After more diagnostics the problem seems to be that the call to the ExtensionState API returns nice and quickly, BUT it has a lot of data. In the capture I have here, the response was about 800 lines long, with over 100 events in it. Each of these events had to be processed in PHP, so I guess that is why it takes a long time.

This is where I get stuck because I don't know why those events are being generated, or whether they need to be (or how to stop them from being generated)

I have uploaded a copy of the response from the ExtensionState that happens on my PC.

[Edit]
The problem is the 'log' function in phpagi_asmanager.php.
This logs lots of stuff, and seems to take about 0.1 seconds per line being logged when the PHP 'error_log' setting is left blank or points to a file - so when 100 lines are being logged (1 per event) that takes about 10 seconds.
Changing the log function to use the pgpagi.php 'verbose' function instead of the php 'error_log' function solves the problem. I'm not sure if this is an acceptable solution or not though.

I can't think why the log function uses error_log, as it is not logging errors, just debug entries, and I don't know why error_log is so much slower than the verbose function, but it is, at least here. Also the 'log' function logs the text to error_log whatever the 'level' value is, so it looks broken from that point of view as well.
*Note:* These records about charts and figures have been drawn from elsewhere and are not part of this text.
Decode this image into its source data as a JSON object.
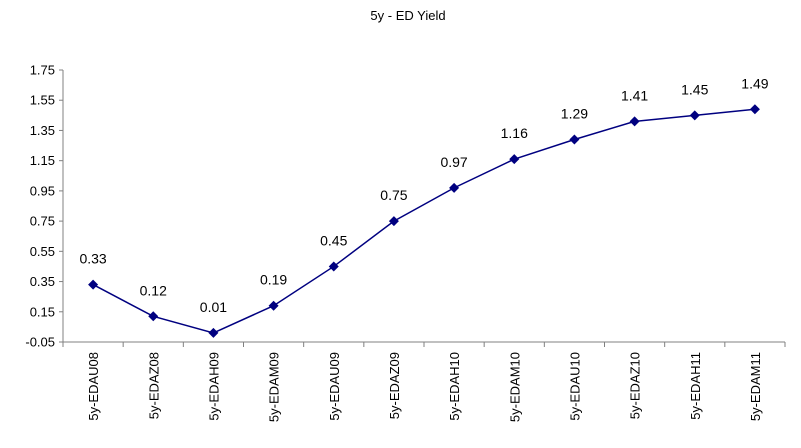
{
  "chart_data": {
    "type": "line",
    "title": "5y - ED Yield",
    "xlabel": "",
    "ylabel": "",
    "categories": [
      "5y-EDAU08",
      "5y-EDAZ08",
      "5y-EDAH09",
      "5y-EDAM09",
      "5y-EDAU09",
      "5y-EDAZ09",
      "5y-EDAH10",
      "5y-EDAM10",
      "5y-EDAU10",
      "5y-EDAZ10",
      "5y-EDAH11",
      "5y-EDAM11"
    ],
    "series": [
      {
        "values": [
          0.33,
          0.12,
          0.01,
          0.19,
          0.45,
          0.75,
          0.97,
          1.16,
          1.29,
          1.41,
          1.45,
          1.49
        ],
        "labels": [
          "0.33",
          "0.12",
          "0.01",
          "0.19",
          "0.45",
          "0.75",
          "0.97",
          "1.16",
          "1.29",
          "1.41",
          "1.45",
          "1.49"
        ]
      }
    ],
    "yticks": [
      "-0.05",
      "0.15",
      "0.35",
      "0.55",
      "0.75",
      "0.95",
      "1.15",
      "1.35",
      "1.55",
      "1.75"
    ],
    "ylim": [
      -0.05,
      1.75
    ],
    "grid": false,
    "legend": "none",
    "colors": {
      "line": "#000080",
      "marker": "#000080",
      "axis": "#808080"
    }
  }
}
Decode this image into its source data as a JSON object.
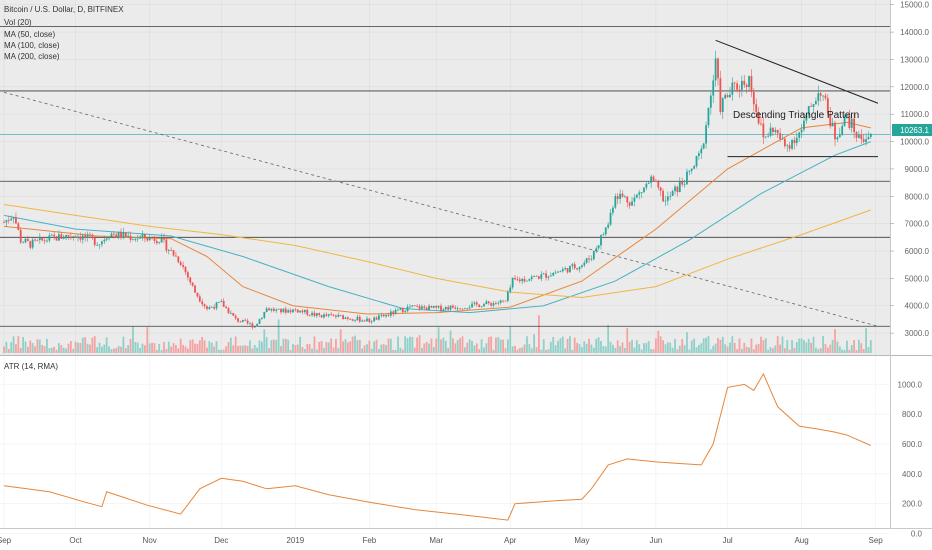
{
  "chart_data": [
    {
      "type": "candlestick",
      "title": "Bitcoin / U.S. Dollar, D, BITFINEX",
      "legend": [
        "Vol (20)",
        "MA (50, close)",
        "MA (100, close)",
        "MA (200, close)"
      ],
      "y_ticks": [
        "15000.0",
        "14000.0",
        "13000.0",
        "12000.0",
        "11000.0",
        "10000.0",
        "9000.0",
        "8000.0",
        "7000.0",
        "6000.0",
        "5000.0",
        "4000.0",
        "3000.0"
      ],
      "ylim": [
        2200,
        15100
      ],
      "last_price": "10263.1",
      "annotation": "Descending Triangle Pattern",
      "x_ticks": [
        "Sep",
        "Oct",
        "Nov",
        "Dec",
        "2019",
        "Feb",
        "Mar",
        "Apr",
        "May",
        "Jun",
        "Jul",
        "Aug",
        "Sep"
      ],
      "x_range": [
        "2018-09-01",
        "2019-09-02"
      ],
      "horizontal_levels": [
        14200,
        11850,
        10260,
        8550,
        6500,
        3250
      ],
      "triangle": {
        "upper": [
          [
            "2019-06-26",
            13700
          ],
          [
            "2019-09-02",
            11400
          ]
        ],
        "lower": [
          [
            "2019-07-01",
            9450
          ],
          [
            "2019-09-02",
            9450
          ]
        ]
      },
      "long_trendline": [
        [
          "2018-09-01",
          11800
        ],
        [
          "2019-09-02",
          3250
        ]
      ],
      "price_path": [
        [
          "2018-09-01",
          7050
        ],
        [
          "2018-09-05",
          7350
        ],
        [
          "2018-09-08",
          6400
        ],
        [
          "2018-09-12",
          6250
        ],
        [
          "2018-09-20",
          6450
        ],
        [
          "2018-10-01",
          6600
        ],
        [
          "2018-10-11",
          6300
        ],
        [
          "2018-10-15",
          6650
        ],
        [
          "2018-10-25",
          6500
        ],
        [
          "2018-11-05",
          6450
        ],
        [
          "2018-11-14",
          5600
        ],
        [
          "2018-11-20",
          4500
        ],
        [
          "2018-11-25",
          3900
        ],
        [
          "2018-12-01",
          4100
        ],
        [
          "2018-12-07",
          3500
        ],
        [
          "2018-12-15",
          3250
        ],
        [
          "2018-12-20",
          3900
        ],
        [
          "2018-12-25",
          3800
        ],
        [
          "2019-01-01",
          3850
        ],
        [
          "2019-01-10",
          3650
        ],
        [
          "2019-01-20",
          3600
        ],
        [
          "2019-02-01",
          3450
        ],
        [
          "2019-02-08",
          3650
        ],
        [
          "2019-02-18",
          3950
        ],
        [
          "2019-03-01",
          3900
        ],
        [
          "2019-03-15",
          4000
        ],
        [
          "2019-03-30",
          4150
        ],
        [
          "2019-04-02",
          4900
        ],
        [
          "2019-04-15",
          5100
        ],
        [
          "2019-04-25",
          5350
        ],
        [
          "2019-05-01",
          5500
        ],
        [
          "2019-05-05",
          5800
        ],
        [
          "2019-05-12",
          7000
        ],
        [
          "2019-05-15",
          8100
        ],
        [
          "2019-05-22",
          7800
        ],
        [
          "2019-05-30",
          8600
        ],
        [
          "2019-06-05",
          7800
        ],
        [
          "2019-06-15",
          8800
        ],
        [
          "2019-06-20",
          9600
        ],
        [
          "2019-06-26",
          12800
        ],
        [
          "2019-06-28",
          11300
        ],
        [
          "2019-07-03",
          11900
        ],
        [
          "2019-07-10",
          12300
        ],
        [
          "2019-07-16",
          10100
        ],
        [
          "2019-07-20",
          10500
        ],
        [
          "2019-07-25",
          9800
        ],
        [
          "2019-08-01",
          10400
        ],
        [
          "2019-08-06",
          11500
        ],
        [
          "2019-08-09",
          11900
        ],
        [
          "2019-08-15",
          10200
        ],
        [
          "2019-08-20",
          10900
        ],
        [
          "2019-08-25",
          10100
        ],
        [
          "2019-08-30",
          10263
        ]
      ],
      "ma_50_path": [
        [
          "2018-09-01",
          6900
        ],
        [
          "2018-10-10",
          6550
        ],
        [
          "2018-11-10",
          6450
        ],
        [
          "2018-11-25",
          5800
        ],
        [
          "2018-12-10",
          4700
        ],
        [
          "2018-12-31",
          4000
        ],
        [
          "2019-01-31",
          3700
        ],
        [
          "2019-03-01",
          3750
        ],
        [
          "2019-04-01",
          3950
        ],
        [
          "2019-05-01",
          4900
        ],
        [
          "2019-06-01",
          6800
        ],
        [
          "2019-07-01",
          9000
        ],
        [
          "2019-08-01",
          10500
        ],
        [
          "2019-08-20",
          10700
        ],
        [
          "2019-08-30",
          10500
        ]
      ],
      "ma_100_path": [
        [
          "2018-09-01",
          7300
        ],
        [
          "2018-10-01",
          6800
        ],
        [
          "2018-11-10",
          6550
        ],
        [
          "2018-12-10",
          5800
        ],
        [
          "2019-01-15",
          4700
        ],
        [
          "2019-02-15",
          3900
        ],
        [
          "2019-03-15",
          3750
        ],
        [
          "2019-04-15",
          4000
        ],
        [
          "2019-05-15",
          4900
        ],
        [
          "2019-06-15",
          6400
        ],
        [
          "2019-07-15",
          8100
        ],
        [
          "2019-08-15",
          9500
        ],
        [
          "2019-08-30",
          10000
        ]
      ],
      "ma_200_path": [
        [
          "2018-09-01",
          7700
        ],
        [
          "2018-10-01",
          7300
        ],
        [
          "2018-11-01",
          6900
        ],
        [
          "2018-12-01",
          6600
        ],
        [
          "2019-01-01",
          6200
        ],
        [
          "2019-02-01",
          5600
        ],
        [
          "2019-03-01",
          5000
        ],
        [
          "2019-04-01",
          4500
        ],
        [
          "2019-05-01",
          4300
        ],
        [
          "2019-06-01",
          4700
        ],
        [
          "2019-07-01",
          5700
        ],
        [
          "2019-08-01",
          6600
        ],
        [
          "2019-08-30",
          7500
        ]
      ],
      "colors": {
        "up": "#26a69a",
        "down": "#ef5350",
        "ma_50": "#e8863a",
        "ma_100": "#46b2c4",
        "ma_200": "#f0b644",
        "price_label": "#26a69a"
      }
    },
    {
      "type": "line",
      "title": "ATR (14, RMA)",
      "y_ticks": [
        "1000.0",
        "800.0",
        "600.0",
        "400.0",
        "200.0",
        "0.0"
      ],
      "ylim": [
        -10,
        1130
      ],
      "x": [
        "2018-09-01",
        "2018-09-20",
        "2018-10-05",
        "2018-10-12",
        "2018-10-14",
        "2018-10-31",
        "2018-11-14",
        "2018-11-22",
        "2018-12-01",
        "2018-12-10",
        "2018-12-20",
        "2019-01-01",
        "2019-01-15",
        "2019-02-01",
        "2019-02-20",
        "2019-03-15",
        "2019-03-31",
        "2019-04-03",
        "2019-04-20",
        "2019-05-01",
        "2019-05-05",
        "2019-05-12",
        "2019-05-20",
        "2019-06-01",
        "2019-06-10",
        "2019-06-20",
        "2019-06-25",
        "2019-07-01",
        "2019-07-08",
        "2019-07-12",
        "2019-07-16",
        "2019-07-22",
        "2019-07-31",
        "2019-08-08",
        "2019-08-15",
        "2019-08-20",
        "2019-08-30"
      ],
      "series": [
        {
          "values": [
            320,
            280,
            210,
            180,
            280,
            190,
            130,
            300,
            370,
            350,
            300,
            320,
            260,
            210,
            160,
            120,
            90,
            200,
            220,
            230,
            300,
            460,
            500,
            480,
            470,
            460,
            600,
            980,
            1000,
            960,
            1070,
            850,
            720,
            700,
            680,
            660,
            590
          ],
          "color": "#e8863a"
        }
      ]
    }
  ]
}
So, my proposed fix is, in phpagi-asmanager.php, change the log function to:

-------------cut-here---------
  /*
   * Log a message
   *
   * @param string $message
   * @param integer $level from 1 to 4
   */
   function log($message, $level=1)
   {
     global $AGI;
     $AGI->verbose($message, level);
     return;
   }
---------------cut here---------------

[Edit 2]
Actually this looks like a bug in FreePBX, so I've reported it there
http://www.freepbx.org/trac/ticket/3792



By: Leif Madsen (lmadsen) 2009-09-18 08:00:04

I'm closing this issue as it appears to be an issue with a FreePBX AGI file.